Caldicott Guardian

Find out more about the role of Caldicott Guardian

The purpose of the Caldicott Guardian originated from the 1997 Report produced by the Caldicott Committee and chaired by Fiona Caldicott which dealt with the use of Patient Identifiable Information held by NHS organisations. 

The idea of a Guardian was to have in each NHS organisation a senior person responsible for the oversight of the arrangements in that organisation for the use and sharing of clinical information.

Subsequent work extended the requirement in 2002 to appoint Guardians into Councils with Social Services responsibilities (Local Authority Circular LAC 2002/2).

In 2005, an elected body was created made up of Caldicott Guardians from organisations involved in the provision of health and social care services in the United Kingdom.

It was set up to facilitate the sharing of good confidentiality practice and the promotion of a national approach to confidentiality and information sharing.

A Caldicott Guardian Manual first published in 1999 (revised in 2006, 2010, and 2017) provides further details of the role and function.


Seven principles relating to data handling and use were established on which the role was to be based:

  • Justify the purpose(s)
  • Don't use personal confidential data unless it is absolutely necessary
  • Use the minimum necessary personal confidential data
  • Access to personal confidential data should be on a strict need to know basis
  • Everyone with access to personal confidential data should be made aware of their responsibilities
  • Comply with the law
  • The duty to share information can be as important as the duty to protect confidentiality 

Who Should Perform the Role?

The person best equipped to be the Caldicott Guardian should fit one or more of these requirements:

  • Be a senior person within the Councils social care management team,
  • Be a senior social care professional
  • Have the responsibility for promoting information governance within the organisation

The current Caldicott Guardian can be contacted by email.

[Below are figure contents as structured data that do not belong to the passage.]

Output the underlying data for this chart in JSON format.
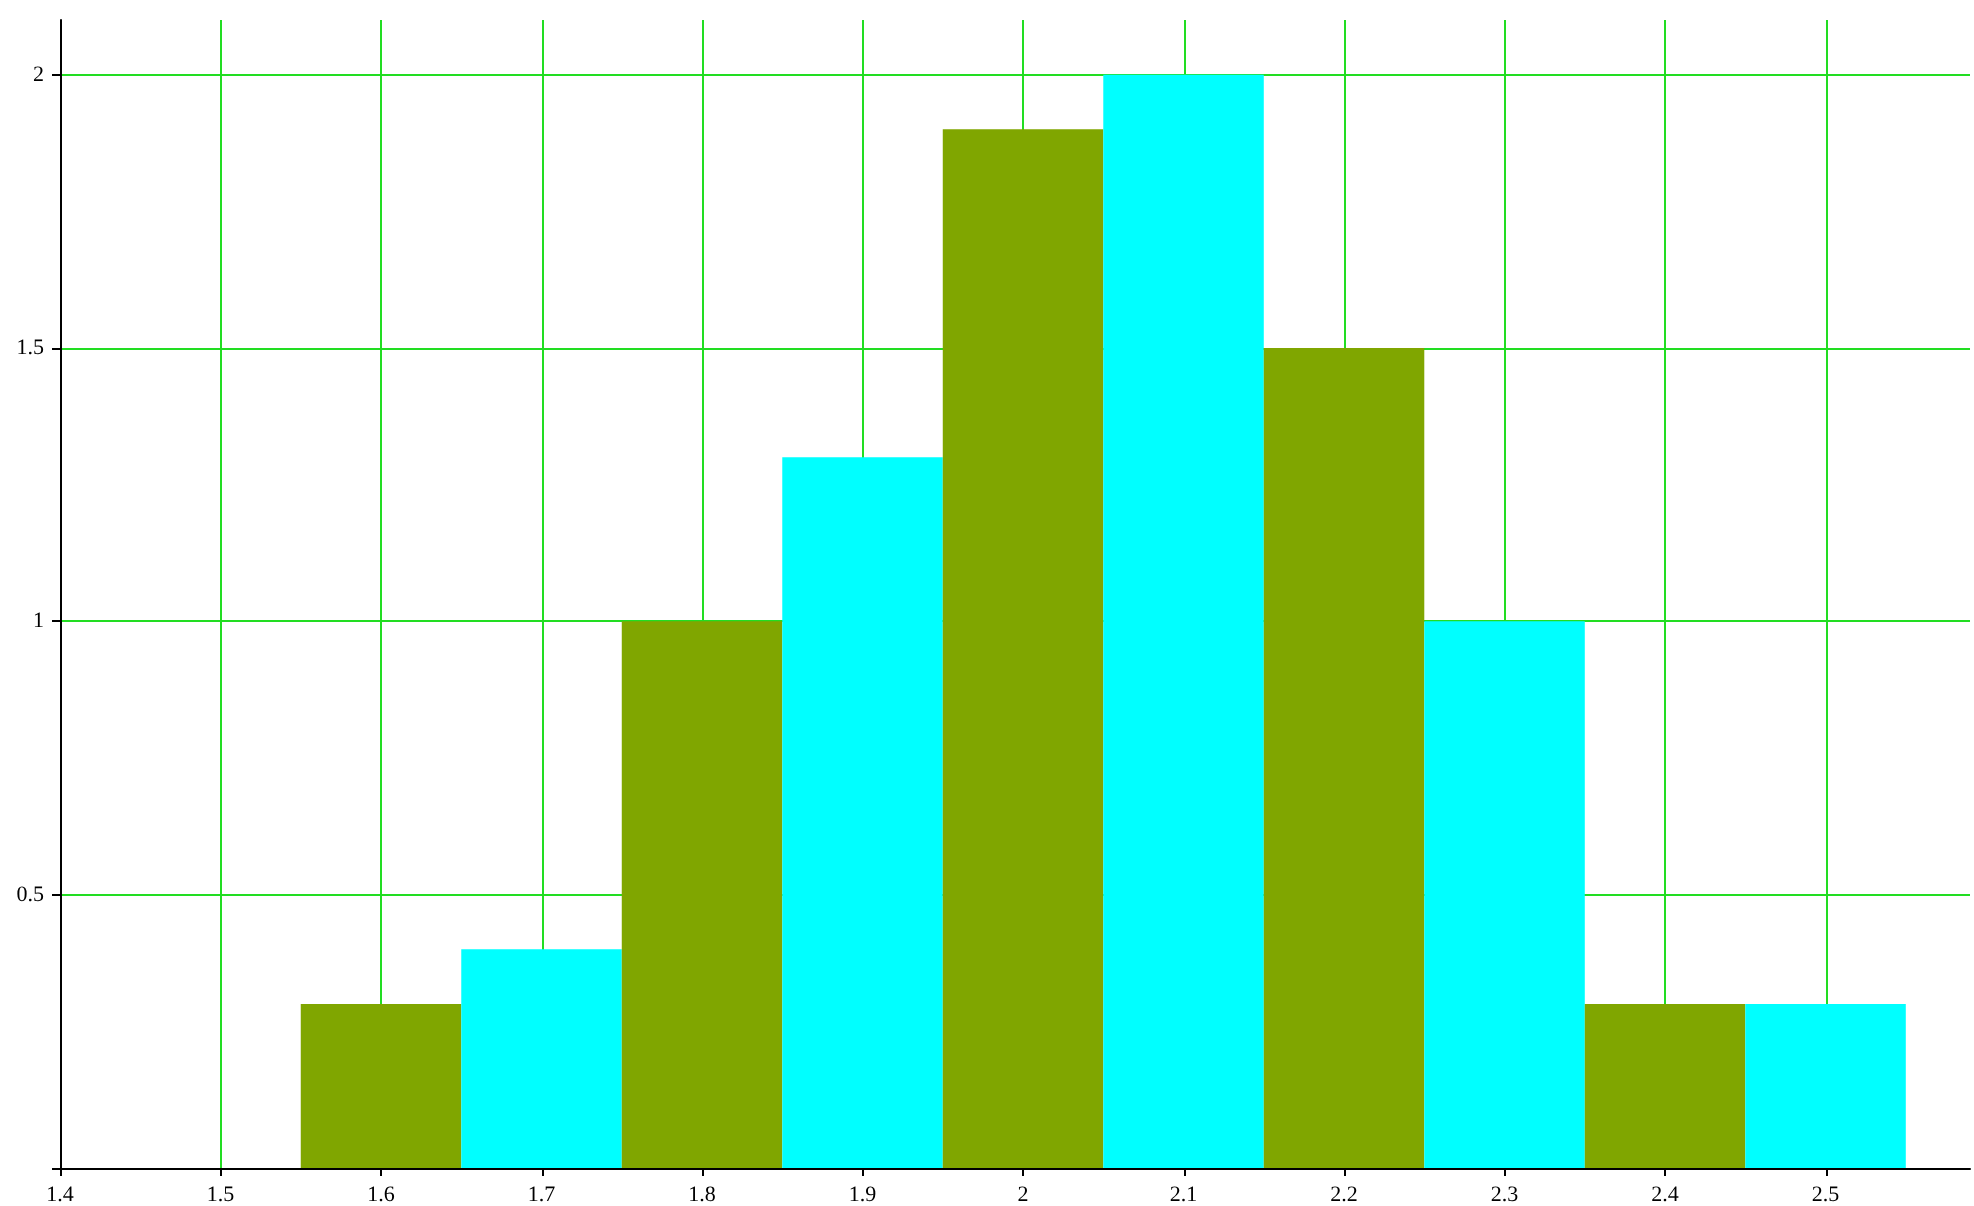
{
  "chart_data": {
    "type": "histogram",
    "bins": [
      1.55,
      1.65,
      1.75,
      1.85,
      1.95,
      2.05,
      2.15,
      2.25,
      2.35,
      2.45,
      2.55
    ],
    "values": [
      0.3,
      0.4,
      1.0,
      1.3,
      1.9,
      2.0,
      1.5,
      1.0,
      0.3,
      0.3
    ],
    "colors": [
      "#80a600",
      "#00ffff",
      "#80a600",
      "#00ffff",
      "#80a600",
      "#00ffff",
      "#80a600",
      "#00ffff",
      "#80a600",
      "#00ffff"
    ],
    "xlim": [
      1.4,
      2.59
    ],
    "ylim": [
      0,
      2.1
    ],
    "xticks": [
      1.4,
      1.5,
      1.6,
      1.7,
      1.8,
      1.9,
      2,
      2.1,
      2.2,
      2.3,
      2.4,
      2.5
    ],
    "yticks": [
      {
        "value": 0,
        "label": null
      },
      0.5,
      1,
      1.5,
      2
    ],
    "grid": true
  }
}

The Role of the Caldicott Guardian

The Caldicott Guardian acts as a conscience in matters of data confidentiality and sharing. They work as part of a broader Information Governance function within the Council.

The key responsibilities of the Caldicott Guardian are:

Strategy and Governance:

To act as a champion for data confidentiality at Directorate Management level and as part of an organisations Information Governance Board.

To provide confidentiality and data protection expertise:

To develop a knowledge of confidentiality and data protection matters including links with external sources of advice and guidance.

Internal Information Processing:

To ensure that confidentiality issues are appropriately reflected in organisational strategies, policies and working procedures for staff.

Information Sharing:

To oversee all arrangements, protocols and procedures where confidential social care information may be shared with external bodies including disclosur​es to other public sector agencies and other outside interests.